The determinations of the level of β-carotene in walnut kernels stored for 6 months (June, long-term storage) revealed the efficiency of room temperature with lower losses of 69.5% (‘Sarmis’) to 91.6% (‘Ferjean’), compared to very low- and low-temperature treatment. An exception was the ‘Fernor’ cv., for which the best long-term preservation method was refrigeration.
Very low- and low-temperature-treatment effects on β-carotene varied depending on the cultivar. The strongest reductions of β-carotene were recorded for ‘Ferjean’ when stored frozen (by 99%) and in ‘Fernor’ when stored refrigerated (by 99.5%).

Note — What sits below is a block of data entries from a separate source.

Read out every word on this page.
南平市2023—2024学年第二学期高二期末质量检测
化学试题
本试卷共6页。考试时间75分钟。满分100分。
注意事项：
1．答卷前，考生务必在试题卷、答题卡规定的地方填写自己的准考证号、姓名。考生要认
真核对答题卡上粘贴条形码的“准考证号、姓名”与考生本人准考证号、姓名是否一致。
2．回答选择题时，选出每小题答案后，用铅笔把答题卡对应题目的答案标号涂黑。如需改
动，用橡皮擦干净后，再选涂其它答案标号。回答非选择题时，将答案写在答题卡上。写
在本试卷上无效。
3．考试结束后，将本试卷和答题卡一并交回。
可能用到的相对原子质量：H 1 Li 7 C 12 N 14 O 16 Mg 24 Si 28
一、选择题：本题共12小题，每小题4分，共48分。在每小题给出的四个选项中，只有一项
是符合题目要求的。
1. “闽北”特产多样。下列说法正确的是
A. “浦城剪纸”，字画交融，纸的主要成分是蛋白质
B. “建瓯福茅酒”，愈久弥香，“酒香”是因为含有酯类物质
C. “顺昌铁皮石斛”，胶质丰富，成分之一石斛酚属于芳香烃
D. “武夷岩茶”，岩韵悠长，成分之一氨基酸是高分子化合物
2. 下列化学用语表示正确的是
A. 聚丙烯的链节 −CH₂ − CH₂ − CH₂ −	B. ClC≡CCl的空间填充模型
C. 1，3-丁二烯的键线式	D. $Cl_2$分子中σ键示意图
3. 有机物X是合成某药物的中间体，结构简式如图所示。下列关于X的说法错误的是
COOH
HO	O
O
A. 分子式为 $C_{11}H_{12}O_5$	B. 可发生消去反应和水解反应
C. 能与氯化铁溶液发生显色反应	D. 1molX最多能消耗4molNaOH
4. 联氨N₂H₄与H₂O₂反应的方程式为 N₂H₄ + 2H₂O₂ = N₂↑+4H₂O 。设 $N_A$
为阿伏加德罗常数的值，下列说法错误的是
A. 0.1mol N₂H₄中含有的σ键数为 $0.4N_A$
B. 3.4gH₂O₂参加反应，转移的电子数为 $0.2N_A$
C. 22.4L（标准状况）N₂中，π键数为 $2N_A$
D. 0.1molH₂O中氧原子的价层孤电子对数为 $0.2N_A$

3.6. Three Factor Analysis of Walnut Kernel Data
Three-way ANOVA has been performed to check the interactions between the three factors (cultivar, storage type, and storage time). Significant three-way interaction effects have been obtained (p < 0.05) in the case of TPC, TFC, TTC, lycopene, and β-carotene content. Tables with Analysis of Variance (Tables S1–S5) and Interaction Plot Graphs (Figures S1–S5) are attached as Supplementary Materials.
As the interaction plot graphs present, the lines are not parallel and this type of interaction effect indicates that there is a relationship between cultivar, storage type, and storage time regarding TPC, TFC, TTC, lycopene, and β-carotene contents.
4. Conclusions
The analysis of the dynamics of the phenolic compounds in the walnut kernel for the eight cultivars depending on the storage temperature and duration showed that, for the total content of phenolic compounds, freezing (very low-temperature treatment) was the most favorable short-term storage method (except for ‘Vina’ cv.), but also in the medium and long term. Although initially an increase of TPC was observed, later (due to the reduction of biochemical processes as a result of lipid oxidation during storage) their level decreased. Also, at the end of the storage period, the cultivars with the lowest TPC reduction were ‘Franquette’ and ‘Valcor’ (both registered in very low-temperature treatment).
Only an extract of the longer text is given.